During his weekly press conference Tuesday, Gov. Phil Scott signaled support for the use of vaccine passports to visit service establishments such as restaurants and bars.
“In the coming weeks my team will meet with trade associations, employers, and other organizations who talk through the benefits of requiring vaccination or testing for employees where we continue to see transmission,” he said.
Of restaurants, he noted that some businesses are privately requiring vaccines for entry, which he implied he supports, calling it “a good idea.”
“It’s a step in the right direction. We’d like to see more businesses take that approach as well. We’re working on that,” Scott said.
He also said a return back to the broad coronavirus mandates of 2020 is unlikely.
“You’ve heard me talk at length over the last several weeks about why I don’t think we should reinstate mandates and continue to live under a perpetual state of emergency more than 20 months into this. … Let us not forget that many restrictions — like mandatory distancing, gathering and visitation limits — had a negative impact on physical and mental health.”
To Vermonters who don’t plan to get shots and boosters for COVID, Scott said, “Let me be clear: you will be infected sooner or later, it’s just a matter of time. And if you are unvaccinated and you get it, your fate is clear.”
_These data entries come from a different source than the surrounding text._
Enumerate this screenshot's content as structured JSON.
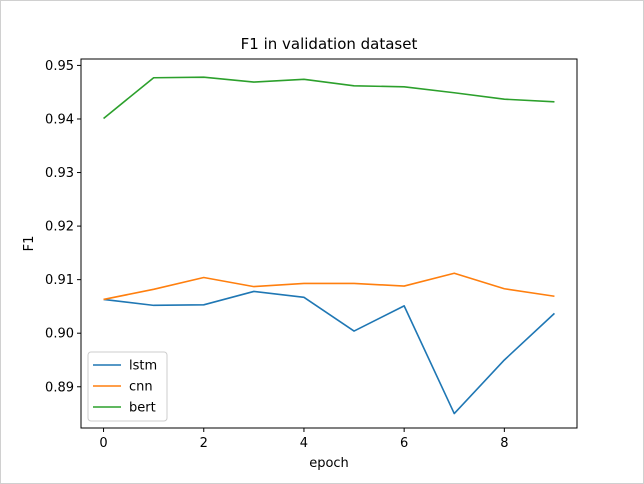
{
  "chart_data": {
    "type": "line",
    "title": "F1 in validation dataset",
    "xlabel": "epoch",
    "ylabel": "F1",
    "x": [
      0,
      1,
      2,
      3,
      4,
      5,
      6,
      7,
      8,
      9
    ],
    "xlim": [
      -0.45,
      9.45
    ],
    "ylim": [
      0.8823,
      0.9512
    ],
    "xticks": [
      0,
      2,
      4,
      6,
      8
    ],
    "yticks": [
      0.89,
      0.9,
      0.91,
      0.92,
      0.93,
      0.94,
      0.95
    ],
    "ytick_labels": [
      "0.89",
      "0.90",
      "0.91",
      "0.92",
      "0.93",
      "0.94",
      "0.95"
    ],
    "grid": false,
    "legend_position": "lower-left",
    "series": [
      {
        "name": "lstm",
        "color": "#1f77b4",
        "values": [
          0.9063,
          0.9052,
          0.9053,
          0.9078,
          0.9067,
          0.9004,
          0.9051,
          0.885,
          0.895,
          0.9037
        ]
      },
      {
        "name": "cnn",
        "color": "#ff7f0e",
        "values": [
          0.9063,
          0.9082,
          0.9104,
          0.9087,
          0.9093,
          0.9093,
          0.9088,
          0.9112,
          0.9083,
          0.9069
        ]
      },
      {
        "name": "bert",
        "color": "#2ca02c",
        "values": [
          0.9401,
          0.9477,
          0.9478,
          0.9469,
          0.9474,
          0.9462,
          0.946,
          0.9449,
          0.9437,
          0.9432
        ]
      }
    ]
  }
}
Current data from the Vermont Health Department does not show any age bracket facing statistically significant threats from COVID-19. Records show Vermont has had 436 virus-related deaths statewide over the past two years, and no age group is experiencing a high number of deaths from the virus. For residents age 19 and under, there are no recorded Vermont deaths. In the 20-29 age bracket, there are 5.4 COVID-associated deaths recorded per 10,000 people. That number is 9.1 for ages 30 to 39, then 13.4 for ages 40 to 49, and 22.7 for 50 to 59.
Despite the low health risk to any particular individual, Scott says Vermonters should consider the use of vaccine passports to enter certain establishments in society.
“The science tells us that the virus spread is much more likely to occur in settings where you are with someone for over 15 minutes, as opposed to brief interactions in places like convenience stores,” he said. “In addition, restaurants, bars and clubs are places where these types of longer interactions occur and masking is obviously much less practical.”
At the start, Scott reflected on how long the subject of COVID-19 has dominated his administration.
“Most of us are tired of talking about COVID-19,” he said. “Many of us thought that once people were vaccinated, most of the problems would go away. But unfortunately, I think I’m clear that this isn’t going away any time soon, or for quite some time.
“The good news is, because of our highest-in-the-nation vaccination rate, as the country has endured Delta, we’ve maintained one of the lowest hospitalization rates in the nation and death rates in the nation while leading in testing.”
The governor also expressed openness to having unvaccinated Vermonters pay more for their health insurance.
As of Dec. 10, it was determined via the World Health Organization that there have been no deaths from the Omicron variant. However, on Monday the United Kingdom reported one death.
A major South African study concludes the Omicron variant causes less severe illness than prior strains, the Washington Post reported Tuesday.